A city can have low unemployment but that figure doesn't define the type of jobs. It is easy to count retail and hospitality positions as new jobs but they don't pay well.
Well, the good news is, leisure and hospitality isn't the only employment sector that has grown in Pittsburgh. Between January 2000 and January 2016, the Pittsburgh MSA added 42,000 jobs in the professional and business services sector, 44,400 jobs in the education and health services sector, and even added 7,100 jobs in the mining, logging and construction sector despite the vast majority of major MSAs losing jobs in that sector during the same period of time. (And even if you separate the mining and logging from the construction, the Pittsburgh MSA still added jobs in both subsectors.) Even better news is that those tend to be higher-paying employment sectors.

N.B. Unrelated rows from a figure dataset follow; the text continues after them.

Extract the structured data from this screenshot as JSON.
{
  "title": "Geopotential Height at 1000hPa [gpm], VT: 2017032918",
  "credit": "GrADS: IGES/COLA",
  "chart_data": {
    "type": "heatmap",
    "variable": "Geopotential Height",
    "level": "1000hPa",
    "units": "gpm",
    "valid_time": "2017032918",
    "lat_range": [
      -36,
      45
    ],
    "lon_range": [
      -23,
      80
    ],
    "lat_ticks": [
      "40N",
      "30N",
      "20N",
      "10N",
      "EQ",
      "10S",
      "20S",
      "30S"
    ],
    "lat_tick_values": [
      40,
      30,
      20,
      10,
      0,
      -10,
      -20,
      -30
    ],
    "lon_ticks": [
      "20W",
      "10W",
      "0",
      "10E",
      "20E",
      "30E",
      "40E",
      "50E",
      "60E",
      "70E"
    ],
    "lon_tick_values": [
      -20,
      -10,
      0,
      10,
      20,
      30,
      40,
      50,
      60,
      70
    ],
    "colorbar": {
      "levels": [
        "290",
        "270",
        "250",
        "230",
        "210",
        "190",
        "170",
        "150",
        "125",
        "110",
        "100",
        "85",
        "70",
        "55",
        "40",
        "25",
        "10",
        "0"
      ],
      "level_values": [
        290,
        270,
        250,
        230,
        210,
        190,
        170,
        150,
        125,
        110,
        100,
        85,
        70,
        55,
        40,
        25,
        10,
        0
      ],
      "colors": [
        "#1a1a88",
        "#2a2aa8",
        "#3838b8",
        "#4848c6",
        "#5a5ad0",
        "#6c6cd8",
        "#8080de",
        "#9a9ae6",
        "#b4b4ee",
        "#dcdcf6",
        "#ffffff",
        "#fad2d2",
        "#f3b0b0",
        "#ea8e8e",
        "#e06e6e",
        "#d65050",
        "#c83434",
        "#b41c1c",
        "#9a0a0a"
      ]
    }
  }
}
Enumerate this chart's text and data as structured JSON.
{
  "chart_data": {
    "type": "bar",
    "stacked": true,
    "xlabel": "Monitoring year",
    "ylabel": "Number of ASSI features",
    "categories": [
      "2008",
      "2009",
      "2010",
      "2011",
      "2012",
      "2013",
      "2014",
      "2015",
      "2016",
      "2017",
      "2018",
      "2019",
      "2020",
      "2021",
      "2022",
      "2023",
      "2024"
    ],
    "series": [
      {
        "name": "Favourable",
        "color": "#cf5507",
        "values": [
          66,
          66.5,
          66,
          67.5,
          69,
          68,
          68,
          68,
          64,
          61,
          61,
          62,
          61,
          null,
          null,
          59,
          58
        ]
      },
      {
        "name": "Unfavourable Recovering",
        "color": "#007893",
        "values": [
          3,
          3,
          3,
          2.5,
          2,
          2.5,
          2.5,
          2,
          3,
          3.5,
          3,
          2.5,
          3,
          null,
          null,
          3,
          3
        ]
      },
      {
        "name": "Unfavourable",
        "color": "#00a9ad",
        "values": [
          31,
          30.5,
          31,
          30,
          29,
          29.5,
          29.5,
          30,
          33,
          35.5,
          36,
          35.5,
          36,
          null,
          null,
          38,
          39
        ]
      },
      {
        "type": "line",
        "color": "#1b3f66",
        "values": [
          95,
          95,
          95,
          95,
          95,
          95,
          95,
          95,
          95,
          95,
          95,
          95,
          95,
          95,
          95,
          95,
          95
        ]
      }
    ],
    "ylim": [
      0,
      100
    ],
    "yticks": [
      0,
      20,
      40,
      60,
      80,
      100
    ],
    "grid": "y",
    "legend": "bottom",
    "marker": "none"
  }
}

If you really want to ***** about the job market in Pittsburgh, then you have three choices: trade, transportation and utilities; other services, and government. Those are the only three (out of 11 employment sectors) that Pittsburgh ranks in the bottom quintile among all major MSAs for job growth between January 2000 and January 2016. And it's worth noting that two of those three tend to be lower-paying employment sectors. I'm sorry that you can't find a job in sales, delivery, social work or government bureaucracy in Pittsburgh, but maybe you should look in other employment sectors first before you start blaming geography.

By the way, you never answered my question on the Pennsylvania forum about why new $300K+ construction sells so fast in Pittsburgh if the local economy is moribund. For that matter, why is the commercial real estate market so damn tight there if everything sucks? And I've seen non-Pittsburghers put you in your place on this board before too, so you can't revert to the "typical Pittsburgh cheerleader in denial" talking points if you desire to keep what little credibility you have left intact.